Retirement….even saying the word during our current economic “cycle” invokes a sense of worry and trepidation from many nearing that age. Without a systematic plan, even financially vigilant retirees run the risk of being unable to live at their preferred comfort level. Developing a smart and realistic retirement strategy is essential in giving you the best chance to achieve your post-career goals.
Here are ten straightforward, yet critical, tips for those preparing to enter this next stage in life:
- Pick-A-Date – Retirement planning works better when you are thinking precisely, so pick a date that you believe would be an ideal time to retire. It would be preferable to calculate this conservatively by choosing an earlier-than-expected date, giving you some leeway when it comes to the actual retirement.
- Start Saving – This is somewhat obvious, but many do not consider how important it is to start early when it comes to retirement savings. All that noise you hear about compound interest is completely true, and saving early will make a HUGE difference on your bottom-line.
- Understand YOUR Situation – Every retiree has different needs, and you are not an exception. Experts estimate that you will need around 70% of your pre-retirement income – lower earners, 90% or more – to maintain your standard of living when you finish working.
- Reduce Debt – The last thing you want to do in retirement is deal with extra interest payments, so try and reduce credit card or loan obligations.
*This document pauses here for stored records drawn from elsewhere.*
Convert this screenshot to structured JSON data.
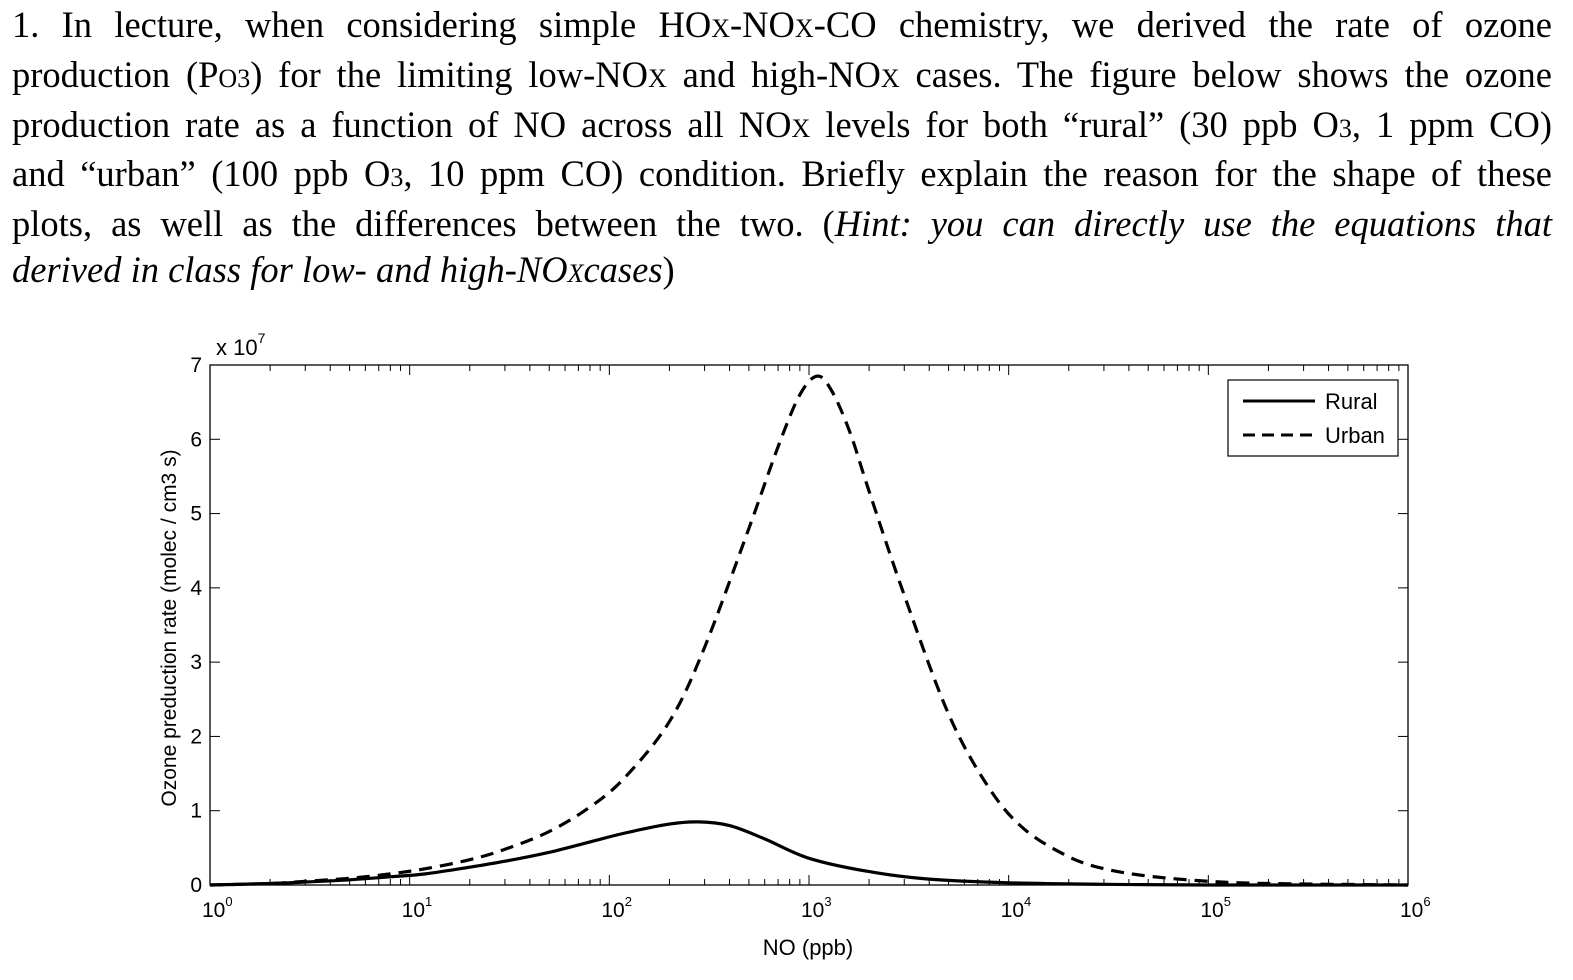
{
  "question": {
    "number": "1.",
    "lines": [
      [
        "In lecture, when considering simple HO",
        "X",
        "-NO",
        "X",
        "-CO chemistry, we derived the rate of ozone"
      ],
      [
        "production (P",
        "O3",
        ") for the limiting low-NO",
        "X",
        " and high-NO",
        "X",
        " cases. The figure below shows the ozone"
      ],
      [
        "production rate as a function of NO across all NO",
        "X",
        " levels for both “rural” (30 ppb O",
        "3",
        ", 1 ppm CO)"
      ],
      [
        "and “urban” (100 ppb O",
        "3",
        ", 10 ppm CO) condition. Briefly explain the reason for the shape of these"
      ],
      [
        "plots, as well as the differences between the two. (",
        "Hint: you can directly use the equations that"
      ],
      [
        "derived in class for low- and high-NO",
        "X",
        "cases",
        ")"
      ]
    ]
  },
  "chart_data": {
    "type": "line",
    "xscale": "log",
    "xlim": [
      1,
      1000000
    ],
    "ylim": [
      0,
      7
    ],
    "ylabel": "Ozone preduction rate (molec / cm3 s)",
    "xlabel": "NO (ppb)",
    "y_multiplier": "x 10",
    "y_multiplier_exp": "7",
    "xticks": [
      {
        "base": "10",
        "exp": "0",
        "value": 1
      },
      {
        "base": "10",
        "exp": "1",
        "value": 10
      },
      {
        "base": "10",
        "exp": "2",
        "value": 100
      },
      {
        "base": "10",
        "exp": "3",
        "value": 1000
      },
      {
        "base": "10",
        "exp": "4",
        "value": 10000
      },
      {
        "base": "10",
        "exp": "5",
        "value": 100000
      },
      {
        "base": "10",
        "exp": "6",
        "value": 1000000
      }
    ],
    "yticks": [
      "0",
      "1",
      "2",
      "3",
      "4",
      "5",
      "6",
      "7"
    ],
    "legend": {
      "position": "top-right"
    },
    "series": [
      {
        "name": "Rural",
        "style": "solid",
        "x": [
          1,
          2,
          3,
          5,
          8,
          12,
          20,
          30,
          50,
          80,
          120,
          200,
          280,
          400,
          600,
          1000,
          2000,
          4000,
          10000,
          30000,
          100000,
          1000000
        ],
        "y": [
          0.0,
          0.02,
          0.04,
          0.07,
          0.11,
          0.15,
          0.24,
          0.32,
          0.44,
          0.58,
          0.7,
          0.82,
          0.85,
          0.8,
          0.62,
          0.36,
          0.18,
          0.08,
          0.03,
          0.01,
          0.0,
          0.0
        ]
      },
      {
        "name": "Urban",
        "style": "dashed",
        "x": [
          1,
          2,
          3,
          5,
          8,
          12,
          20,
          30,
          50,
          80,
          120,
          200,
          300,
          500,
          700,
          900,
          1100,
          1300,
          1600,
          2000,
          3000,
          5000,
          8000,
          12000,
          20000,
          30000,
          50000,
          100000,
          200000,
          1000000
        ],
        "y": [
          0.0,
          0.02,
          0.05,
          0.09,
          0.15,
          0.22,
          0.34,
          0.48,
          0.72,
          1.05,
          1.45,
          2.2,
          3.2,
          4.8,
          5.9,
          6.6,
          6.85,
          6.65,
          6.1,
          5.3,
          3.9,
          2.3,
          1.3,
          0.75,
          0.38,
          0.22,
          0.12,
          0.05,
          0.02,
          0.0
        ]
      }
    ]
  }
}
Retirement is a new start, so try not to be saddled by past debt.
- Contribute to your Company Savings Plan – This is usually in the form of 401k’s, where your company may match your own contribution, up to a certain percentage. Some employers tend to be quite generous, so if you work for someone offering a 6% match, go ahead and match that full amount. This is basically free money.
- Invest in your IRA – Compound interest is a powerful weapon when looking long-term, especially when it comes with a tax-friendly structure. The earlier you invest in your IRA, the larger your war chest will be when you retire. A little love goes a long way in this sense.
- Diversify – As a retiree, you are not looking for the silver-bullet investment to go all in with. Spreading your resources out into multiple asset classes will give you peace of mind knowing your money is not clumped altogether, increasing risk. Find investment vehicles that guarantee income for life and are not subject to the day-to-day fluctuations of financial markets.
- Consider Social Security/Insurance Coverage – Know exactly what you will be getting from the government and plan accordingly. Do not rely on these payments, but learn about the system so you can maximize benefits. With insurance, adequate coverage is paramount in retirement, so make sure you have proper life, health, homeowners and auto coverage.
- Think Positive – Although this is not much of a strategy, staying upbeat and confident while preparing for retirement will give you the ability to make rational and non-emotional decisions involving your finances.
- Seek Advice – Aligning yourself with someone who has your best interest in mind will only make your retirement situation better. A professional money manager has the resources to put you in the best situation possible, while you can sit back and relax. Advisory companies, such as Karlan Tucker & Associates, specialize in retirement, so developing a relationship with them could make all the difference.
Taking a pragmatic approach will give you the advantage when it comes to retirement, so cover all your bases and plan with a long-term, conservative, and measured outlook.